I am afraid those saying it ‘worked for them’ are confusing anecdotal evidence with causation which is part of the reason these rumors are circulated and hurting people so often. For those getting a referral to IVF and making lifestyle changes that is not just relaxing and forgetting about it and it’ll happen - that is actively doing something about it. It’s so insulting to hear for people with a real issue as well. No matter how much I and my partner relax it’s not going to magically create more sperm for someone with a very low sperm count. Stress to the extent of messing with your cycle is obviously bad for ttc but otherwise there has been no proven relationship between stress and stopping people getting pregnant. In general ttc is very stressful so aiming for improving relaxation is good for your mental health levels but unfortunately is not going to miraculously result in a pregnancy by using the calm app! Especially if you have an actual problem.

queenqueenqueen · 29/05/2019 08:30

Thanks for all your helpful replies, I'm just feeling really sad about it all, now. , I know realistically, it hasn't been that long for us, but every month, it just feels like it's getting further and further away from ever happening. My cycles are regular. I had some mid cycle bleeding, but the tests they ran, were all fine, so the doctor thinks it's linked to ovulation. she was also said that it could just be my body getting back to normal after the miscarriage, I know I've heard people get pregnant really soon after miscarriages, but that isn't always the case, so maybe I've just been a little bit unlucky in that respect too and yes, for the PP, who said about people saying at least, you know, you can get pregnant. That was also a doctor!!! 🤦🏻‍♀

OP posts:
Thertruthisoutwhere · 29/05/2019 08:36

AnnaSteen agree so much. Women in much more stressful situations such as war zones/abusive relationships are still having babies, what's their rationale for that?

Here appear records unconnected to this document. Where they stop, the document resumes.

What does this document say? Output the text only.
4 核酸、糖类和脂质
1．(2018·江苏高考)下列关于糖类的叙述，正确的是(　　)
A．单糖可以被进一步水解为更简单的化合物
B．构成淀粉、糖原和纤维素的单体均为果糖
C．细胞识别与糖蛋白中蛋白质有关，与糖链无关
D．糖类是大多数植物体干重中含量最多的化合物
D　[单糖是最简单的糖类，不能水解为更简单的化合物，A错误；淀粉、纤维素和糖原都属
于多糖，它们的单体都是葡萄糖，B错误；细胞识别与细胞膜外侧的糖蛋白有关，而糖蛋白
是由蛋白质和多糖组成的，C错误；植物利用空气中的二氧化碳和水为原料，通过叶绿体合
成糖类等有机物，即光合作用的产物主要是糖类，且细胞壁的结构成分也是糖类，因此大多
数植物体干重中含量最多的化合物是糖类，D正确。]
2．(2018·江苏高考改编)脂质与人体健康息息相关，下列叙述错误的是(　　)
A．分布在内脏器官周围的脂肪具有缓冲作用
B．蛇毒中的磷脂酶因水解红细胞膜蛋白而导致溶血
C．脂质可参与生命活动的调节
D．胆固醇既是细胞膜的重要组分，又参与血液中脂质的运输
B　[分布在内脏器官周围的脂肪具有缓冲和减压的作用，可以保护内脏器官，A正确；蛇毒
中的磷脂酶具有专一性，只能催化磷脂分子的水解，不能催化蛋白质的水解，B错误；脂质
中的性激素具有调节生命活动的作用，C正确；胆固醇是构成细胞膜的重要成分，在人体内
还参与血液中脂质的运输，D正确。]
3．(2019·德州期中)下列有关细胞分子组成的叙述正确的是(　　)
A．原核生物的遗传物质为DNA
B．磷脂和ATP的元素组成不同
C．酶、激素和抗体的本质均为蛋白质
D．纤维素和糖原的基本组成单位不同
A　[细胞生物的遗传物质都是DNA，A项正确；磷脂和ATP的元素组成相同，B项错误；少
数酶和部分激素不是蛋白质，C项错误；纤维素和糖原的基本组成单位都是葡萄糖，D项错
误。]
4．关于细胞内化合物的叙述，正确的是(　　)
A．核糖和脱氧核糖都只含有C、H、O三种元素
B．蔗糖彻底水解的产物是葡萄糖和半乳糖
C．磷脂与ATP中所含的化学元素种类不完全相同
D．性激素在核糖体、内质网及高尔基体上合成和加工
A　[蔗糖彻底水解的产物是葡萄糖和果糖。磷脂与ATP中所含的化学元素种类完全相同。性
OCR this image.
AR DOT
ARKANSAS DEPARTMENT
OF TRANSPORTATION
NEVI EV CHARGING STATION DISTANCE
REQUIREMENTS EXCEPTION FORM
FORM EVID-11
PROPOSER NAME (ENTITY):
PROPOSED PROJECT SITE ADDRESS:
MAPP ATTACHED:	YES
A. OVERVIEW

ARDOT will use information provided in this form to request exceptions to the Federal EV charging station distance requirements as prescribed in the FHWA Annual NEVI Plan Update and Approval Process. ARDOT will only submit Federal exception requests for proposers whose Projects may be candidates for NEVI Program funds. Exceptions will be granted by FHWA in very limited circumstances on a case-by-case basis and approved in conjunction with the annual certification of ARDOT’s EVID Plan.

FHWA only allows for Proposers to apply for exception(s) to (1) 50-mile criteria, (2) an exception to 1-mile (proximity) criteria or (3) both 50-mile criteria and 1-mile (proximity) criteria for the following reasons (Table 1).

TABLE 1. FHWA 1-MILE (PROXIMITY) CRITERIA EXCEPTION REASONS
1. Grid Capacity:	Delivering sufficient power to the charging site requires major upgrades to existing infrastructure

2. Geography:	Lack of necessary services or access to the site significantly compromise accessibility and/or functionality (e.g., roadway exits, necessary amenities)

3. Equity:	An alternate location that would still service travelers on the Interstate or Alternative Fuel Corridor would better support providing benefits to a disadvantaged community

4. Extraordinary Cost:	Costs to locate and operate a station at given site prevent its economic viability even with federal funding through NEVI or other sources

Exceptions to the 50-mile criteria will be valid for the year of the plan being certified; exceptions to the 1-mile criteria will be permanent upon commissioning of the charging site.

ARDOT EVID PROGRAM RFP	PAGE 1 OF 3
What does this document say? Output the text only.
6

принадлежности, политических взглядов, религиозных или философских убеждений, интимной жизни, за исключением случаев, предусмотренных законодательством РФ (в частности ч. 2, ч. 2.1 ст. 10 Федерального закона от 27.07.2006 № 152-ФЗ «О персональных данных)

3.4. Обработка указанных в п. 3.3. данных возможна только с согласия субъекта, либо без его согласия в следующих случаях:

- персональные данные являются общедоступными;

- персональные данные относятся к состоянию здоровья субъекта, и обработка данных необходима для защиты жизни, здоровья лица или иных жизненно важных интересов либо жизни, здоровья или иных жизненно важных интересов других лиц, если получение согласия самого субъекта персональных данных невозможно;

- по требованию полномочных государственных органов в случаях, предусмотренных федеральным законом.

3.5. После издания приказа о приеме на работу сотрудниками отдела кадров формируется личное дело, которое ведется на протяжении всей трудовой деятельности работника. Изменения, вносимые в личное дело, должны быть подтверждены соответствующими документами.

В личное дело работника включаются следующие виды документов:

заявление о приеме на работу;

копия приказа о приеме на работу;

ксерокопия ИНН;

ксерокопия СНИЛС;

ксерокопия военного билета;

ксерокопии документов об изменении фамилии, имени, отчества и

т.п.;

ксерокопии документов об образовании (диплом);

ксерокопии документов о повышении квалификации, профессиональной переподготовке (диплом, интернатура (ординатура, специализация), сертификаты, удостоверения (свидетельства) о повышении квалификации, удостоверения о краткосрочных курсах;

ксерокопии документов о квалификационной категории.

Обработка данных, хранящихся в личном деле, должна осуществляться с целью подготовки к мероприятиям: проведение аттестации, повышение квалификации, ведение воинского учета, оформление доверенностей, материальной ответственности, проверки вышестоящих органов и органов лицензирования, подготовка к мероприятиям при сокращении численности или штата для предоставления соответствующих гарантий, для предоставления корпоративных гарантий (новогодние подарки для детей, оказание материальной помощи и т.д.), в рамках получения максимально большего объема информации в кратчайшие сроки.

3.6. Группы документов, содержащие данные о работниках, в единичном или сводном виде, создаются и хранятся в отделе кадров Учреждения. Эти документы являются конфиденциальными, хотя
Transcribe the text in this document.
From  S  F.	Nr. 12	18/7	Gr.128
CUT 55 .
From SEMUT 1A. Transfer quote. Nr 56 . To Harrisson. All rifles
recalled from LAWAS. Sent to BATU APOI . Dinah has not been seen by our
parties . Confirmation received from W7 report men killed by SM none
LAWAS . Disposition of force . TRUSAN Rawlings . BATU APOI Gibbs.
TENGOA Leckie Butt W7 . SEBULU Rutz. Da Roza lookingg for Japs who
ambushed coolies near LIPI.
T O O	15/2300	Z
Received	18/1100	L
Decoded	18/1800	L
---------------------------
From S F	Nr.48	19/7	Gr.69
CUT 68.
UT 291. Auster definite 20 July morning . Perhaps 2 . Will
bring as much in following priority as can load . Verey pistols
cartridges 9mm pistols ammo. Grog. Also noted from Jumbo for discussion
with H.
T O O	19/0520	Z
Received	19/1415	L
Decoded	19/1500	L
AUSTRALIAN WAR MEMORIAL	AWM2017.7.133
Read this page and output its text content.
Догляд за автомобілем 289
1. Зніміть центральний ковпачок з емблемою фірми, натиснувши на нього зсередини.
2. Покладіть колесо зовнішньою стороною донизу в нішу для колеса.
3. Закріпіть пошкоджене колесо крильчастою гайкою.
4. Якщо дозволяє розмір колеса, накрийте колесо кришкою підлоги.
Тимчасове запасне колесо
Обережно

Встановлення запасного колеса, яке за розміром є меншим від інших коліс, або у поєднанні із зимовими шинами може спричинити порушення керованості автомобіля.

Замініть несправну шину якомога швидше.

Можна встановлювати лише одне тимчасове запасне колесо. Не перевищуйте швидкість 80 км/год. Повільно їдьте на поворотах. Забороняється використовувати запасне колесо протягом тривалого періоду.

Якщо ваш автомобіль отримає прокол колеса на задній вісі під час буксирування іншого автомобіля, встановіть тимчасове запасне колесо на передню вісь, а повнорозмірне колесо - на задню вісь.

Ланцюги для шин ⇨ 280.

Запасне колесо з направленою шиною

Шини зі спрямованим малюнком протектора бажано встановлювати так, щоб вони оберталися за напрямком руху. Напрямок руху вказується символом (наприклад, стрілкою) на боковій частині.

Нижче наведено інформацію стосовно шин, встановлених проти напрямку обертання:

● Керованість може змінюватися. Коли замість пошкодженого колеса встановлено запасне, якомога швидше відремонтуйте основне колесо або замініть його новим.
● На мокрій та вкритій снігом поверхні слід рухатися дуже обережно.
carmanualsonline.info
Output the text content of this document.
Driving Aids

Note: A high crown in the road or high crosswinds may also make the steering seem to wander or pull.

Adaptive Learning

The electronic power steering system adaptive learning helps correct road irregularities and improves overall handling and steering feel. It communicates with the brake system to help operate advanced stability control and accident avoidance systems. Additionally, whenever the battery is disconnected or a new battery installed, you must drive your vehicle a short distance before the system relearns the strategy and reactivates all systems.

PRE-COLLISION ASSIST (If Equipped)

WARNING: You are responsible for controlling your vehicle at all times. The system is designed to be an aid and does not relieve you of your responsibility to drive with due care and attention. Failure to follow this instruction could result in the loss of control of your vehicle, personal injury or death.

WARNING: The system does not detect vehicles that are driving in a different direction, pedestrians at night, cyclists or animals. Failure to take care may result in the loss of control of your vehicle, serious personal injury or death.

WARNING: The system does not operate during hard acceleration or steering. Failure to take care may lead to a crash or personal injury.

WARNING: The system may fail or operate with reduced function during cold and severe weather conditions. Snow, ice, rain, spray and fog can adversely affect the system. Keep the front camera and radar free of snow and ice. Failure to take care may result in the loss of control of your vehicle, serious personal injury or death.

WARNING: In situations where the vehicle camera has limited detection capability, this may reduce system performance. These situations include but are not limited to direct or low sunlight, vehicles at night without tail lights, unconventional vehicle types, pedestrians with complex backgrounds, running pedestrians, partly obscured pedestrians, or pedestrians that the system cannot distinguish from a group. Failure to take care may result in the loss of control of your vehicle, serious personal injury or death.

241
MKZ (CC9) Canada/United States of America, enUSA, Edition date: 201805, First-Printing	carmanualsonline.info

Hunches are not scientific fact!!!

ReganSomerset · 29/05/2019 09:04

Women in much more stressful situations such as war zones/abusive relationships are still having babies, what's their rationale for that?

People are different. Two people doing the same thing may well have different results. And yes, if you've got a diagnosed issue you'll probably need some medical intervention, but I do think the stress of ttc with ovulation kits and timed sex is probably not doing many favours for lots of the couples with unexplained infertility.

PregnantSea · 29/05/2019 09:16

She's well meaning in the sense that relaxing will help with conception, but it is a very silly thing to say. I was totally obsessed with getting pregnant while I was trying - how can you not be lol. We all know it makes it harder to conceive but that doesn't make it easier to stop worrying!